In casu, a existência do contrato de empréstimo encontra-se demonstrada pela juntada de sua cópia e demais documentos que o acompanham (ID de origem n° 70361255), inclusive COMPROVANTE VÁLIDO DE TRANSFERÊNCIA DE VALORES que comprova o repasse do valor contratado de R$ 4.017,91 em 28 de agosto de 2017 para conta de titularidade da parte autora, acostados em pág. 1, ID de origem n° 67357449.

 

Ademais, verifico que a parte Apelante não é analfabeto, bem como não restou demonstrado que estava impossibilitado de assinar na data de contratação, já que o Banco réu acostou o contrato questionado com assinatura da parte autora, de maneira similar ao seu documento de identidade acostado junto ao contrato.

 

Nessa linha, este Tribunal de Justiça editou a súmula nº 26, as quais definem que: (súmula 26) nas causas que envolvem contratos bancários será invertido o ônus da prova deverá ser invertido o ônus da prova em favor do consumidor quando hipossuficiente.
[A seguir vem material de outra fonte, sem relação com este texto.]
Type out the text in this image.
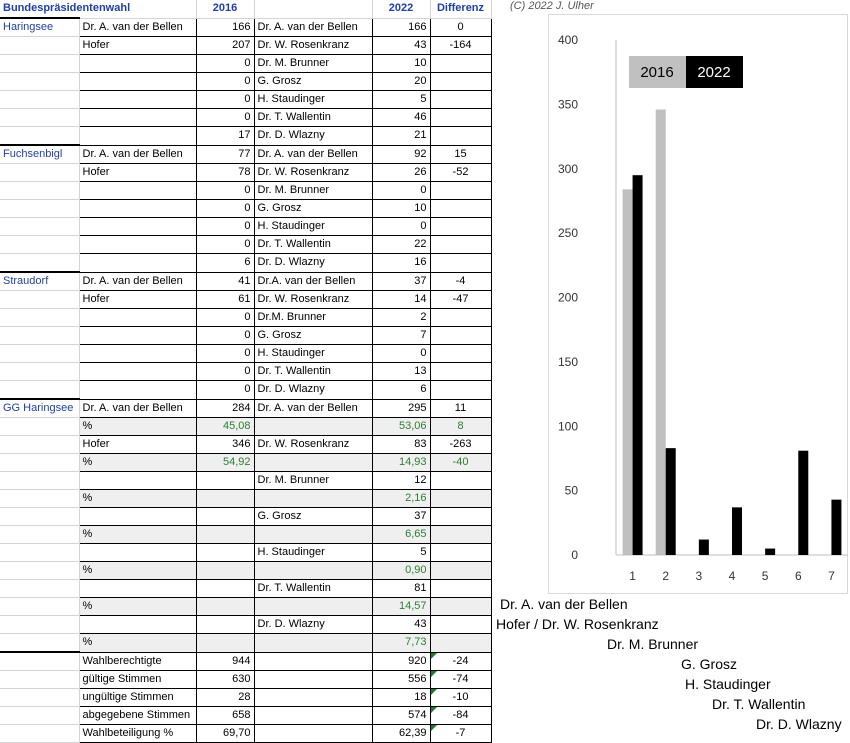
Bundespräsidentenwahl		2016		2022	Differenz
Haringsee	Dr. A. van der Bellen	166	Dr. A. van der Bellen	166	0
	Hofer	207	Dr. W. Rosenkranz	43	-164
		0	Dr. M. Brunner	10	
		0	G. Grosz	20	
		0	H. Staudinger	5	
		0	Dr. T. Wallentin	46	
		17	Dr. D. Wlazny	21	
Fuchsenbigl	Dr. A. van der Bellen	77	Dr. A. van der Bellen	92	15
	Hofer	78	Dr. W. Rosenkranz	26	-52
		0	Dr. M. Brunner	0	
		0	G. Grosz	10	
		0	H. Staudinger	0	
		0	Dr. T. Wallentin	22	
		6	Dr. D. Wlazny	16	
Straudorf	Dr. A. van der Bellen	41	Dr.A. van der Bellen	37	-4
	Hofer	61	Dr. W. Rosenkranz	14	-47
		0	Dr.M. Brunner	2	
		0	G. Grosz	7	
		0	H. Staudinger	0	
		0	Dr. T. Wallentin	13	
		0	Dr. D. Wlazny	6	
GG Haringsee	Dr. A. van der Bellen	284	Dr. A. van der Bellen	295	11
	%	45,08		53,06	8
	Hofer	346	Dr. W. Rosenkranz	83	-263
	%	54,92		14,93	-40
			Dr. M. Brunner	12	
	%			2,16	
			G. Grosz	37	
	%			6,65	
			H. Staudinger	5	
	%			0,90	
			Dr. T. Wallentin	81	
	%			14,57	
			Dr. D. Wlazny	43	
	%			7,73	
	Wahlberechtigte	944		920	-24
	gültige Stimmen	630		556	-74
	ungültige Stimmen	28		18	-10
	abgegebene Stimmen	658		574	-84
	Wahlbeteiligung %	69,70		62,39	-7
(C) 2022 J. Ulher
0
50
100
150
200
250
300
350
400
1 2 3 4 5 6 7
2016 2022
Dr. A. van der Bellen
Hofer / Dr. W. Rosenkranz
Dr. M. Brunner
G. Grosz
H. Staudinger
Dr. T. Wallentin
Dr. D. Wlazny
Cito:

 

Súmula 26: Nas causas que envolvem contratos bancários, aplica-se a inversão do ônus da prova em favor do consumidor (CDC, art, 6º, VIII) desde que comprovada sua hipossuficiência em relação à instituição financeira, entretanto, não dispensa que o consumidor prove a existência de indícios mínimos do fato constitutivo de seu direito, de forma voluntária ou por determinação do juízo.

 

Com efeito, no caso dos autos, ficou claro que o Banco se desincumbiu do seu ônus probatório, comprovando os requisitos sumulados para a improcedência da demanda.

Cumpre salientar que, nas ações que versam sobre empréstimo consignado mediante descontos em benefício previdenciário, a prova da contratação e do proveito econômico do consumidor, são elementos essenciais ao deslinde dos fatos e à procedência ou improcedência da demanda.

A propósito, colaciono recentes precedentes deste Egrégio Tribunal de Justiça, inclusive de minha relatoria:

 

APELAÇÃO CÍVEL. CONSUMIDOR. AÇÃO DECLARATÓRIA DE INEXISTÊNCIA DE DÉBITO C/C INDENIZAÇÃO POR DANOS MORAIS. COMPROVAÇÃO DA REGULARIDADE DA CONTRATAÇÃO.TRANSFERÊNCIA COMPROVADA. RECURSO CONHECIDO E IMPROVIDO.

1. Apesar da parte Autora afirmar na exordial que é o contrato trata-se de contrato falso, verifico que isso não condiz com a verdade constatada nos autos, já que encontra-se devidamente assinado, conforme assinatura em seu documento de identidade.

2. Desse modo, não há razões para considerar inválido o contrato de empréstimo apresentado no processo, que foi assinado pela parte Autora, ora Apelante, de forma semelhante à do documento retromencionado, e acompanha TED devidamente autenticada e no valor do contrato de refinanciamento.

3. Assim, reconhecida a validade do contrato de empréstimo realizado, fica mantida a sentença de improcedência dos pedidos autorais.

4. Apelação Cível conhecida e improvida.

(TJPI – Processo 0801295-98.2020.8.18.0054 – Relator (a): AGRIMAR RODRIGUES DE ARAUJO – 3ª CÂMARA ESPECIALIZADA CÍVEL – Data do julgamento: 23/08/2023)

 

 APELAÇÃO CÍVEL. CONSUMIDOR. AÇÃO DECLARATÓRIA DE NULIDADE DE RELAÇÃO JURÍDICA CC REPETIÇÃO DE INDÉBITO CC PEDIDO DE INDENIZAÇÃO POR DANOS MORAIS CC LIMINAR DA TUTELA DA URGÊNCIACAUTELAR. COMPROVAÇÃO DA REGULARIDADE DA CONTRATAÇÃO. COMPROVANTE DE TRANSFERÊNCIA DOS VALORES CONTRATADOS. RECURSO CONHECIDO E IMPROVIDO.

1. Apesar da parte Autora afirmar na exordial que é analfabeta e por isso o contrato deveria se revestir de forma específica, verifico que isso não condiz com a verdade constatada nos autos, já que seu documento de identidade

encontra-se devidamente assinado.

2. Desse modo, não há razões para considerar inválido o contrato de empréstimo apresentado no processo, que foi assinado pela parte Autora, ora Apelante, de forma semelhante à do documento retromencionado e acompanha extrato bancário que comprova a transferência realizada no valor contratado.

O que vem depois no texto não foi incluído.